I left some of you with a cliffhanger last month...
I say ‘some’ because ‘Godzilla’ quickly gained legendary status among Australian motorsport fans, so if you remember its dramatic arrival on the scene in 1990 or grew up with parents whose bedtime stories featured racing cars, you’ll probably be more familiar with the story than I am.
For the rest of you though, this is the setting: the year was 1990 and Ford’s turbocharged 4-cylinder Sierra RS500 had been the dominant force in recent Australian Touring Car Championships, finishing first and second in the last two seasons. But while the Sierra had been practically unchallenged in 1988, taking out every single round of the championship, things were a little different in 1989, with an HR31 Nissan Skyline managing to cross the finish first in the second-last race of the year. It was enough to give Nissan teams some confidence. By the end of the season, Nissan had announced a new evolution of the Skyline, the R32 GT-R. Australia’s Wheels magazine’s July 1989 front cover sounded an ominous warning to Ford fans:
Nissan’s new Godzilla on wheels aims to slay the Sierra.
And it’s here soon.
Wheels had simply taken further an idea that was already around in Japan – where the new Skyline was called an obakemono, a monster. But the nickname ‘Godzilla’ was the one that stuck around the world. Why? Because Wheels were right. When it made its debut, in round six of the 1990 Australian Touring Car Championship at Mallala, only a broken hub stopped a young Mark Skaife from storming to victory in ‘Godzilla’. New Zealander Jim Richards, who had stuck with his HR31 Skyline until then, drove an R32 GT-R in the last two races of the season to win his third title.
The following two seasons belonged entirely to ‘Godzilla’. Richards backed up his championship win in 1991 with Mark Skaife a close second, and in 1992 Skaife recorded the first of his five titles. The pair also won at Bathurst (arguably the biggest event in the Australian racing calendar) in 1991 and 1992. Such dominance from a foreign manufacturer did not sit well with many fans of the sport, and ‘Godzilla’, with its two turbos and 2.6L V6 engine, was effectively pushed out of the Australian Touring Car Championship by regulation changes for the 1993 season.

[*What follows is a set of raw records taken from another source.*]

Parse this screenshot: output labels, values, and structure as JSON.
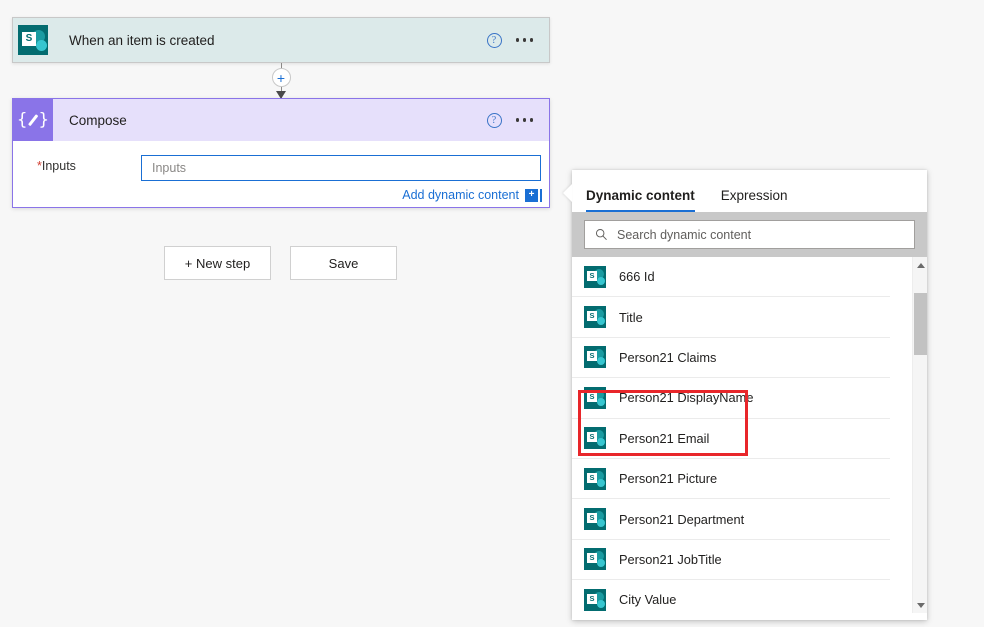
{
  "flow": {
    "trigger_card": {
      "title": "When an item is created",
      "icon": "sharepoint-icon",
      "icon_letter": "S",
      "help_glyph": "?",
      "header_color": "#dceaea"
    },
    "compose_card": {
      "title": "Compose",
      "icon": "compose-braces-pencil-icon",
      "help_glyph": "?",
      "header_color": "#e6e0fb",
      "border_color": "#8a74e8",
      "field": {
        "label": "Inputs",
        "required_marker": "*",
        "value": "",
        "placeholder": "Inputs"
      },
      "add_dynamic_content_label": "Add dynamic content",
      "add_dynamic_content_badge": "+"
    },
    "connector": {
      "plus_glyph": "+"
    },
    "buttons": {
      "new_step": "+ New step",
      "save": "Save"
    }
  },
  "dynamic_panel": {
    "tabs": [
      {
        "label": "Dynamic content",
        "active": true
      },
      {
        "label": "Expression",
        "active": false
      }
    ],
    "search": {
      "placeholder": "Search dynamic content",
      "value": "",
      "icon": "search-icon"
    },
    "items": [
      {
        "label": "666 Id",
        "icon": "sharepoint-icon",
        "highlighted": false
      },
      {
        "label": "Title",
        "icon": "sharepoint-icon",
        "highlighted": false
      },
      {
        "label": "Person21 Claims",
        "icon": "sharepoint-icon",
        "highlighted": false
      },
      {
        "label": "Person21 DisplayName",
        "icon": "sharepoint-icon",
        "highlighted": true
      },
      {
        "label": "Person21 Email",
        "icon": "sharepoint-icon",
        "highlighted": true
      },
      {
        "label": "Person21 Picture",
        "icon": "sharepoint-icon",
        "highlighted": false
      },
      {
        "label": "Person21 Department",
        "icon": "sharepoint-icon",
        "highlighted": false
      },
      {
        "label": "Person21 JobTitle",
        "icon": "sharepoint-icon",
        "highlighted": false
      },
      {
        "label": "City Value",
        "icon": "sharepoint-icon",
        "highlighted": false
      }
    ],
    "scrollbar": {
      "up_arrow": "scroll-up-arrow",
      "down_arrow": "scroll-down-arrow"
    }
  },
  "annotation": {
    "color": "#e8262a",
    "targets": [
      "Person21 DisplayName",
      "Person21 Email"
    ]
  },
  "icon_letter": "S"
}
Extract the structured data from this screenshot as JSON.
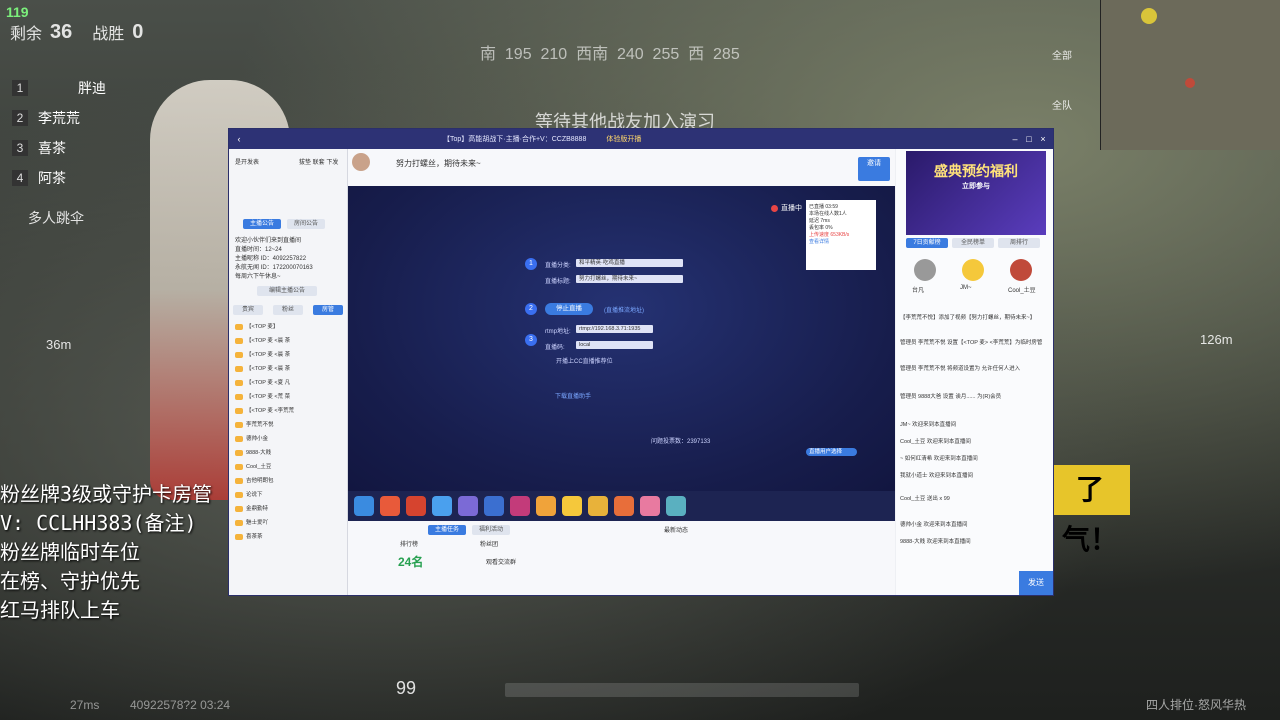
{
  "game": {
    "fps": "119",
    "remaining_label": "剩余",
    "remaining_value": "36",
    "kills_label": "战胜",
    "kills_value": "0",
    "compass": "南  195  210  西南  240  255  西  285",
    "waiting_text": "等待其他战友加入演习",
    "team": [
      {
        "num": "1",
        "name": "胖迪"
      },
      {
        "num": "2",
        "name": "李荒荒"
      },
      {
        "num": "3",
        "name": "喜茶"
      },
      {
        "num": "4",
        "name": "阿茶"
      }
    ],
    "multi_team": "多人跳伞",
    "distance_left": "36m",
    "distance_right": "126m",
    "fan_text": "粉丝牌3级或守护卡房管\nV: CCLHH383(备注)\n粉丝牌临时车位\n在榜、守护优先\n红马排队上车",
    "banner_text": "了气！",
    "ammo": "99",
    "ping": "27ms",
    "bottom_id": "40922578?2  03:24",
    "mode_text": "四人排位·怒风华热",
    "voice_all": "全部",
    "mic_all": "全队"
  },
  "app": {
    "title": "【Top】高能胡战下·主播·合作+V：CCZB8888",
    "title_sub": "体验版开播",
    "left": {
      "top_links": [
        "是开发表",
        "拔垫 联套 下发"
      ],
      "tabs": [
        "主播公告",
        "房间公告"
      ],
      "notice": [
        "欢迎小伙伴们来到直播间",
        "直播时间：12~24",
        "主播昵称 ID：4092257822",
        "永航无闻 ID：172200070163",
        "每周六下午休息~"
      ],
      "edit_btn": "编辑主播公告",
      "tabs2": [
        "贵宾",
        "粉丝",
        "房管"
      ],
      "chat": [
        "【<TOP 麦】",
        "【<TOP 麦  <晨 茶",
        "【<TOP 麦  <晨 茶",
        "【<TOP 麦  <晨 茶",
        "【<TOP 麦  <夏 凡",
        "【<TOP 麦  <荒 菜",
        "【<TOP 麦  <李荒荒",
        "李荒荒不悦",
        "德帅小金",
        "9888-大贱",
        "Cool_土豆",
        "吉他明朗包",
        "论说下",
        "金鼎勤特",
        "魅士爱吖",
        "喜茶茶"
      ]
    },
    "header": {
      "hello": "努力打螺丝，期待未来~",
      "invite": "邀请"
    },
    "stage": {
      "live_label": "直播中",
      "step1_label1": "直播分类:",
      "step1_val1": "和平精英·吃鸡直播",
      "step1_label2": "直播标题:",
      "step1_val2": "努力打螺丝，期待未来~",
      "stop_btn": "停止直播",
      "step2_hint": "(直播推流地址)",
      "step3_label1": "rtmp地址:",
      "step3_val1": "rtmp://192.168.3.71:1935",
      "step3_label2": "直播码:",
      "step3_val2": "local",
      "checkbox_text": "开播上CC直播推荐位",
      "download_link": "下载直播助手",
      "viewers": "问题投票数：2397133",
      "status": [
        "已直播 03:59",
        "本场在线人数1人",
        "延迟 7ms",
        "丢包率 0%",
        "上传速度 653KB/s",
        "查看详情"
      ],
      "bottom_btn": "直播用户选择"
    },
    "bottom": {
      "tabs": [
        "主播任务",
        "福利活动"
      ],
      "rank_label": "排行榜",
      "rank_value": "24名",
      "fans_label": "粉丝团",
      "fans_sub": "观看交流群",
      "recent_label": "最新动态"
    },
    "right": {
      "promo_title": "盛典预约福利",
      "promo_sub": "立即参与",
      "tabs": [
        "7日贡献榜",
        "全民榜单",
        "周排行"
      ],
      "top3": [
        "台凡",
        "JM~",
        "Cool_土豆"
      ],
      "messages": [
        "【李荒荒不悦】添加了视频【努力打螺丝，期待未来~】",
        "管理员 李荒荒不悦 设置【<TOP 麦> <李荒荒】为临时房管",
        "管理员 李荒荒不悦 将频道设置为 允许任何人进入",
        "管理员 9888大爸 设置 诶月...... 为(R)会员",
        "JM~ 欢迎来到本直播间",
        "Cool_土豆 欢迎来到本直播间",
        "~ 如何红清希 欢迎来到本直播间",
        "我就小道士 欢迎来到本直播间",
        "Cool_土豆 送出 x 99",
        "德帅小金 欢迎来到本直播间",
        "9888-大贱 欢迎来到本直播间"
      ],
      "send": "发送"
    }
  }
}
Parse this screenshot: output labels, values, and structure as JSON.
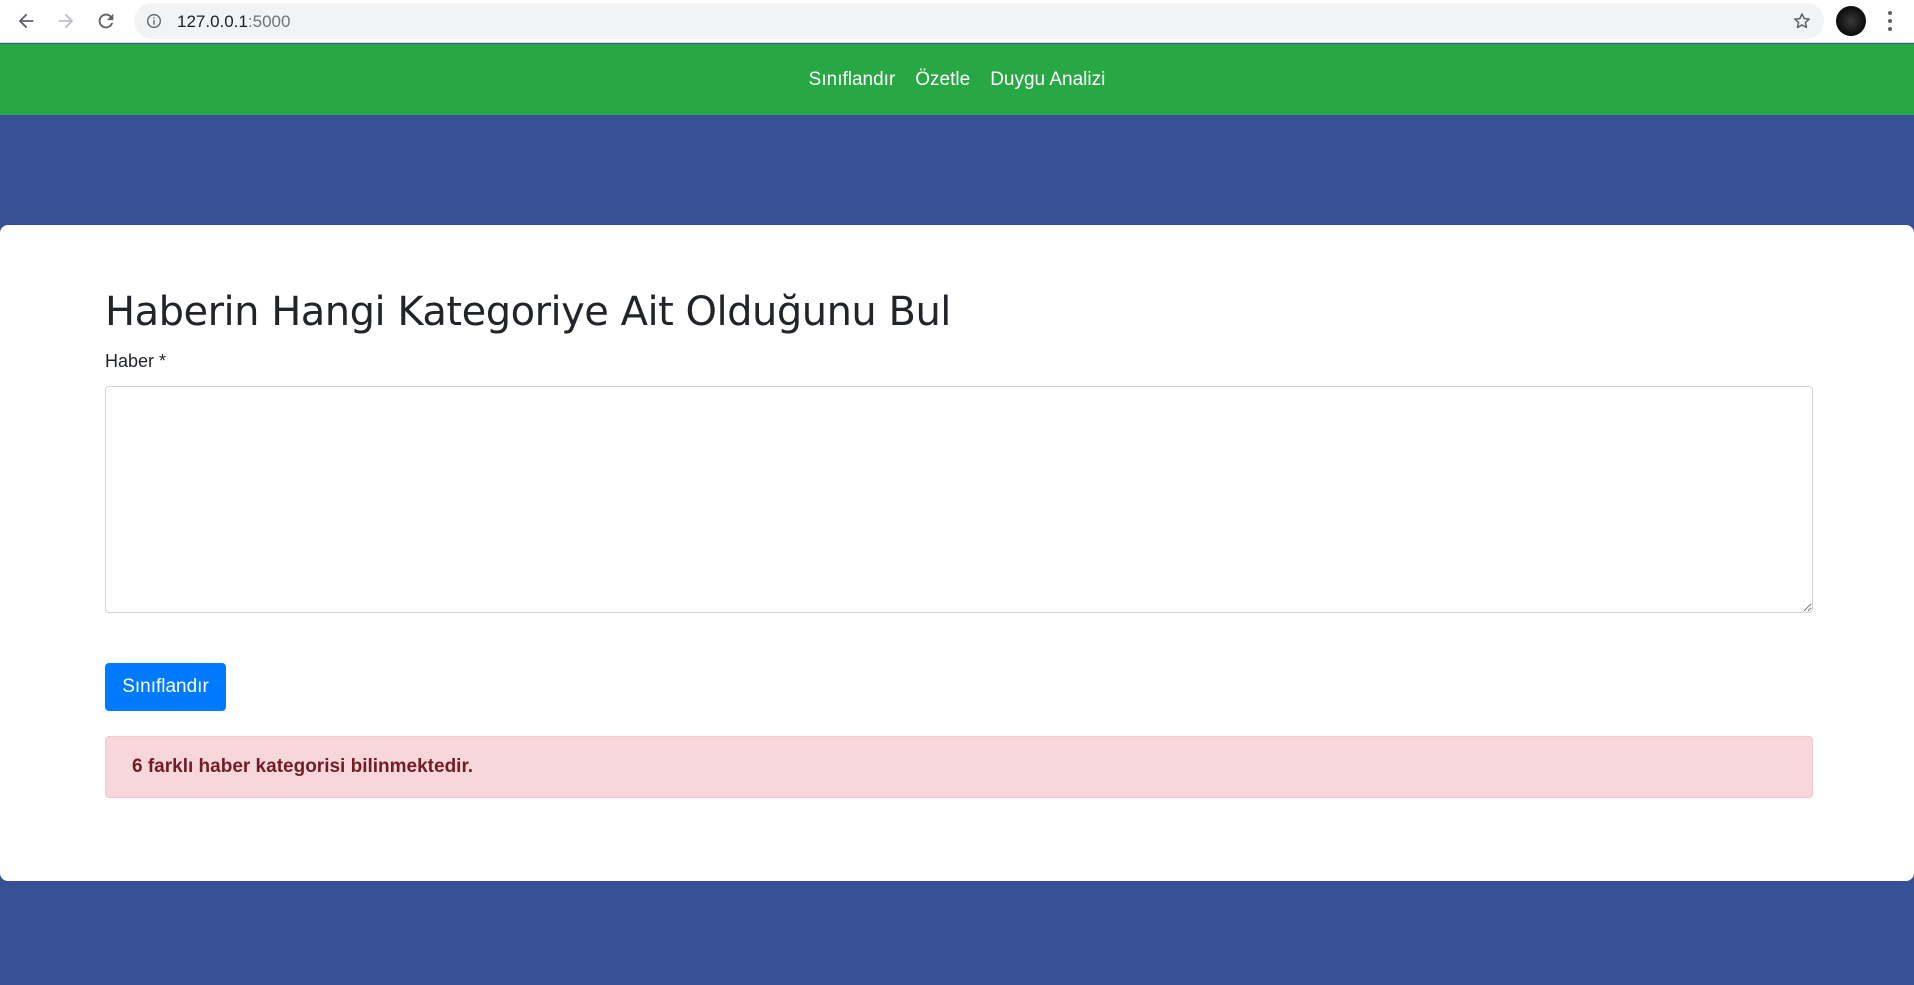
{
  "browser": {
    "url_host": "127.0.0.1",
    "url_port": ":5000"
  },
  "nav": {
    "items": [
      "Sınıflandır",
      "Özetle",
      "Duygu Analizi"
    ]
  },
  "main": {
    "title": "Haberin Hangi Kategoriye Ait Olduğunu Bul",
    "field_label": "Haber *",
    "textarea_value": "",
    "submit_label": "Sınıflandır",
    "alert_text": "6 farklı haber kategorisi bilinmektedir."
  },
  "colors": {
    "nav_bg": "#28a745",
    "page_bg": "#385196",
    "button_bg": "#007bff",
    "alert_bg": "#f8d7da",
    "alert_text": "#721c24"
  },
  "icons": [
    "back-arrow-icon",
    "forward-arrow-icon",
    "reload-icon",
    "info-icon",
    "star-icon",
    "profile-avatar",
    "more-vert-icon"
  ]
}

Despite its controversial exit from the major Australian motorsport scene, the Nissan R-32 GTR has remained a familiar sight on Australian tracks and roads. Known around the world as a giant-slayer in the early 1990s (and still often found in competition, particularly in Japan), its fame endured thanks also to numerous appearances on screen. Cult classics like The Fast & the Furious, Initial D and the Gran Turismo videogame series have kept demand for GT-Rs high. So even though relatively few were sold in Australia, many have arrived as later imports. And if you’re particularly attached to the ‘Godzilla’ of the 1990s, you might be pleased to know that a new Skyline GT-R is in development. Bathurst could see a return of its prodigal son. Yatta!